Burse shares story of fight against breast cancer

College of Medicine public health doctoral student promotes exercise and healthy eating

Natasha Renee Burse, a graduate research assistant and doctoral student in public health at Penn State College of Medicine, discusses her battle against breast cancer on the Pennsylvania Breast Cancer Coalition website. She was diagnosed in 2015 and opted to have a double mastectomy. The two-year breast cancer survivor is continuing to obtain post-treatment surveillance based on her genetic history to reduce risk of cancer recurrence.

Read the complete article here.

What are you doing currently at Penn State College of Medicine in Hershey?

In August 2017, I transferred from the biobehavioral doctoral program in State College to pursue a doctoral degree in public health at Penn State College of Medicine in Hershey. My mentor is Dr. Kathryn Schmitz, and she’s the reason I transferred here. She’s a professor in public health sciences, president of the largest sports medicine and exercise organization in the world and one of the leading exercise interventionists who promotes exercise to limit the side effects of chemotherapy and increase muscle mass.

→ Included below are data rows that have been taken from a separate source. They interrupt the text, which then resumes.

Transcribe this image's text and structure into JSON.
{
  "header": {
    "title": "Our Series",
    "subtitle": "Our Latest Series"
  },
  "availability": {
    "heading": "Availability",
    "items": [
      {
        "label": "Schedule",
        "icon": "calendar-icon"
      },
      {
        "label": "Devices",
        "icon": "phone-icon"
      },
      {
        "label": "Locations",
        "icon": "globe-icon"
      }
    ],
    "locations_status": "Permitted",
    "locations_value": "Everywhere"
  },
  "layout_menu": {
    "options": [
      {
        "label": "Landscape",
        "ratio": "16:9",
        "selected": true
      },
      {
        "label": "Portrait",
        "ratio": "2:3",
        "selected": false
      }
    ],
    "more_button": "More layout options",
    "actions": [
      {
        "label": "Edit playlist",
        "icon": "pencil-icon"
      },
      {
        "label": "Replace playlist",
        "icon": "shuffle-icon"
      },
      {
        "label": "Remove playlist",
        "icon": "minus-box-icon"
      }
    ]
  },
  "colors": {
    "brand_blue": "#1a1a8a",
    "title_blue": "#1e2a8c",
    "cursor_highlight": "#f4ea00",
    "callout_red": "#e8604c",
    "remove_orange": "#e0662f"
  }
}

Is there something you’d like other women to learn from your story?

  • Meet with a genetic counselor to make informed decisions related to treatment, which can increase your chances of survival
  • Stay active: The Centers for Disease Control and Prevention recommends that adults participate in 150 minutes of moderate physical activity per week. That breaks down to 30 minutes a day for five days a week.
  • Be proactive and ask questions if something does not make sense to you
  • Make healthier choices: Increase fruit and vegetable intake

Do you have any advice for someone whose friend or loved one is diagnosed?

Yes. My mom was involved and knew what was going on and was patient with the process and asked a lot of questions. Prepare healthy meals for the cancer patient. Make sure the patient is not sitting around too much, go for a walk with them. Reach out to others who are going through the same situation, maybe find a support group for caregivers.